Colorado City’s big birthday
Historical Society quickens memories with monument, music, time capsule

       The town, failing financially after 58 years, was annexed to Colorado Springs in 1917. Its orphaned name, Colorado City, was later grabbed by a new town that grew up south of Pueblo.

A moment after unveiling the new monument next to the cabin in Bancroft Park, Old Colorado City Historical Society (OCCHS) President Joanne Karlson steps aside to let the public get a better view during Founders' Day Aug. 8. The monument, offering illustrated highlights of Colorado City history, represents the OCCHS' main project for this year's sesquicentennial celebration of one of the region's earliest towns.
Westside Pioneer photo

       But such identity losses made no difference to the hundreds of people who attended the 150th anniversary of the original Colorado City Aug. 8 in Bancroft Park. After a day of historically geared entertainment and a craft fair, loud applause followed the unveiling of a new monument that commemorates permanently the exploits, contributions and overall story of the town and the surrounding area known as the Westside.
       Organizing the event was the all-volunteer Old Colorado City Historical Society (OCCHS). “We were very pleased with the many people who came and stayed the better part of the day,” said Joanne Karlson, OCCHS president. “It was truly a celebration.”
       The unveiling of the monument was the day's featured event. Funded by a grant and donations gathered by the OCCHS over the past year, the 6-foot high, 4-sided, rose-granite structure displays eight scenes reflecting the Westside's past.
       Another high point was the 72-member New Horizons Symphonic Band's performance of a march that had been written 110 years ago for Colorado City's Midland Band. The latter band had folded along with the Colorado Midland railroad in 1920, and the whereabouts of the march's score was unknown to local historians until this year.
       The event emcee was Dave Hughes, a longtime Westside civic/historic preservation leader, who had played a major role in organizing the monument plan as well as in finding the Midland Band score (its original publisher still had a copy) and convincing New Horizons band leader Ed Nuccio to play it.

Dancers from the Victorian Society of Colorado Springs perform in front of the Bancroft Park stage Aug. 8 as part of Founders' Day, organized by the Old Colorado City Historical Society. They later gave members of the public a chance to join in and learn some steps.
Westside Pioneer photo

       “Founders' Day went even better than I expected, given the packed program - dancers, big band, ceremony, very authentic Civil War display, shootout reenactment, large crowd and Farmers Market hubbub. Looked to be at least 1,000 people in little Bancroft Park.” Hughes said afterward. “And I think the two highlights - the playing of the Midland Band March - to a very enthusiastic audience - and the ceremonial gift of the monument to the City were just right.”
       Founders' Day is an annual celebration by OCCHS members, but they wanted to give it extra touches in 2009 for the 150th (also known as the sesquicentennial), Karlson explained.

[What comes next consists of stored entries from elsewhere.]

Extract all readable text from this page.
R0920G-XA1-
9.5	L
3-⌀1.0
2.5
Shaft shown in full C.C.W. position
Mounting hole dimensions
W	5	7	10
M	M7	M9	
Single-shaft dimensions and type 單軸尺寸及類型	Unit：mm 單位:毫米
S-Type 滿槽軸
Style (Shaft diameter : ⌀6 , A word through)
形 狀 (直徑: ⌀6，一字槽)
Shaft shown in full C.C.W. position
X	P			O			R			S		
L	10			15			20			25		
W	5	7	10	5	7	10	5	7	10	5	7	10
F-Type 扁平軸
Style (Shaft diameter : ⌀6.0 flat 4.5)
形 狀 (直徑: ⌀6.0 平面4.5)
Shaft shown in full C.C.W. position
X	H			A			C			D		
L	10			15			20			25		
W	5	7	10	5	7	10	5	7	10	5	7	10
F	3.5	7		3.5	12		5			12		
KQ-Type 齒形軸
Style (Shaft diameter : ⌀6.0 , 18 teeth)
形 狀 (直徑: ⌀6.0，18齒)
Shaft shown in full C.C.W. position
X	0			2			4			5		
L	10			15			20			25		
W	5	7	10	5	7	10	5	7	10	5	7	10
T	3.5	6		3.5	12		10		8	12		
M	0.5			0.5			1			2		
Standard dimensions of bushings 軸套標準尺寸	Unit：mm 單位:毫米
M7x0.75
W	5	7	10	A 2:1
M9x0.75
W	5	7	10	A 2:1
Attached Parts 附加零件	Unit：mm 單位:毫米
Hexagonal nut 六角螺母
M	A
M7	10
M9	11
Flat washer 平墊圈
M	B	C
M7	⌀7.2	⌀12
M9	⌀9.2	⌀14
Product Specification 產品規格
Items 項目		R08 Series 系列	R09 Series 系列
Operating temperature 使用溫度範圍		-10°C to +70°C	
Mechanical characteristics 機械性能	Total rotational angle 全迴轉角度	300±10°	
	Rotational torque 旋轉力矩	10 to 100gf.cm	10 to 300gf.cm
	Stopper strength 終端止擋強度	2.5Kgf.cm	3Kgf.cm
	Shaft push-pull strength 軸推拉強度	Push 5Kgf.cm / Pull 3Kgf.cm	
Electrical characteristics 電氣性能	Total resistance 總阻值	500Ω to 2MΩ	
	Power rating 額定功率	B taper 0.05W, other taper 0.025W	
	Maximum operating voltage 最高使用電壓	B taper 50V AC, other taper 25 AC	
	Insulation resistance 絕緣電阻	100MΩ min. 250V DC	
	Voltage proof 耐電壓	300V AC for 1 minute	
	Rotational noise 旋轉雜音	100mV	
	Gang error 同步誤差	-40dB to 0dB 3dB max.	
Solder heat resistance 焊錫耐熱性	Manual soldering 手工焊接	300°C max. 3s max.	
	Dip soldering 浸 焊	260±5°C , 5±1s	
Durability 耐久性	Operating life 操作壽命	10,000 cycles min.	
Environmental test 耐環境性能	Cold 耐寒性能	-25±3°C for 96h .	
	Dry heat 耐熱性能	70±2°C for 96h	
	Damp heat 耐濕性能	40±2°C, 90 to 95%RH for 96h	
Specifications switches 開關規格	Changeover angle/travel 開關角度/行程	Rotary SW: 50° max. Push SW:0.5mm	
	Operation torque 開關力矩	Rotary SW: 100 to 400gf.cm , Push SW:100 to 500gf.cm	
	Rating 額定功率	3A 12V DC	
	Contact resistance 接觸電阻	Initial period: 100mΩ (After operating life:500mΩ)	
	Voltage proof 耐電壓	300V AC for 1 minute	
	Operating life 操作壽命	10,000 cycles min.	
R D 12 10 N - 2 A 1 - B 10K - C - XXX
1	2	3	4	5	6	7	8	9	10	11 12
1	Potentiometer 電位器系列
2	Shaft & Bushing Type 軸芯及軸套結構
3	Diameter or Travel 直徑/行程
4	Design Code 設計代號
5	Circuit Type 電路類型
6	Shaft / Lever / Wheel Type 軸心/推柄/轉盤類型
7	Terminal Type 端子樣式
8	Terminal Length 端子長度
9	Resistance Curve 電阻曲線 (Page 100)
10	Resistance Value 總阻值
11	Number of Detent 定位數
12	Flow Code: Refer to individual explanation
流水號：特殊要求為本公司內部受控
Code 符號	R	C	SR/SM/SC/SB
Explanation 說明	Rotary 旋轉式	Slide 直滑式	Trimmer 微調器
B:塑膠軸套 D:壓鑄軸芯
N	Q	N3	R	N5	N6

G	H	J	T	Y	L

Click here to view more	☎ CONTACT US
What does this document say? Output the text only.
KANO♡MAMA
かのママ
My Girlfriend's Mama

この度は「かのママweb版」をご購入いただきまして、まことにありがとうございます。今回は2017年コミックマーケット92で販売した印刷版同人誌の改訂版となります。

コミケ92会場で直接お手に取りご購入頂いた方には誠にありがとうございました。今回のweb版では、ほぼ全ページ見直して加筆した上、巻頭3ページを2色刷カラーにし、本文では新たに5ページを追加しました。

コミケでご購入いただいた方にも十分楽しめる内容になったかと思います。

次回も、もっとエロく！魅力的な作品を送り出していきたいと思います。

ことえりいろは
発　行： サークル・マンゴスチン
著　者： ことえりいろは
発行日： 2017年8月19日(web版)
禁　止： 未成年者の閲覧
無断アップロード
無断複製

Sandwiched around the Founders Day event was an art show in the OCCHS' History Center featuring Old Town paintings by Jack Ekstrom Aug. 7 and the burial of a 150-year time capsule in the History Center courtyard Aug. 12 (which is the actual date Colorado City was founded in 1859). The watertight lid on the metal container instructs that it not be opened until the year 2159.
       “There's a lot of us who are pretty tired,” Karlson said after Founders' Day, noting that the majority of the OCCHS volunteers range in age from their “late 60s to early 80s.” She estimated that at least 30 of them were involved in some form or another in the Founders' Day activities, and added a plea for younger citizens who might want to become volunteers.

Reenactors of the Dodd Company, a Canon City-area unit which fought in a Civil War battle in 1862, set up a tent encampment in Bancroft Park for the occasion.
Westside Pioneer photo

       The monument required raising $11,500 during the better part of the past year. In-kind donations along the way helped ease the cost pinch: the Historical Society received for free artist Johnnie Johnson's illustrations, Ideal-Concrete's preparation of the monument base area and the A-1 crane company's monument installation.
       Stone engraver Dick Wilhelm of Wilhelm Monument Company was among those present for the unveiling. He said the stone was extracted from a family-owned quarry between Lyons and Estes Park, and he cut the illustrations and lettering into the 2 tons of stone by hand. “It felt like a noble task,” he said. “It's been kind of fun.”
       Other entertainment at Founders' Day included an encampment by a small contingent of reenactors representing Dodd's Company, which fought at a Civil War battle in New Mexico in 1862; 19th century dance demonstrations, including several in which the public was invited to take part, by the Victorian Society of Colorado Springs; a dramatization of Colorado City's Laughlin-Devlin gunfight and murder trial in 1860; and about 25 arts/crafts booths. The Old Colorado City Library also had activities in conjunction with the event.

A close-up of a few members of the New Horizons Band, which performed the historic Colorado Midland Band March.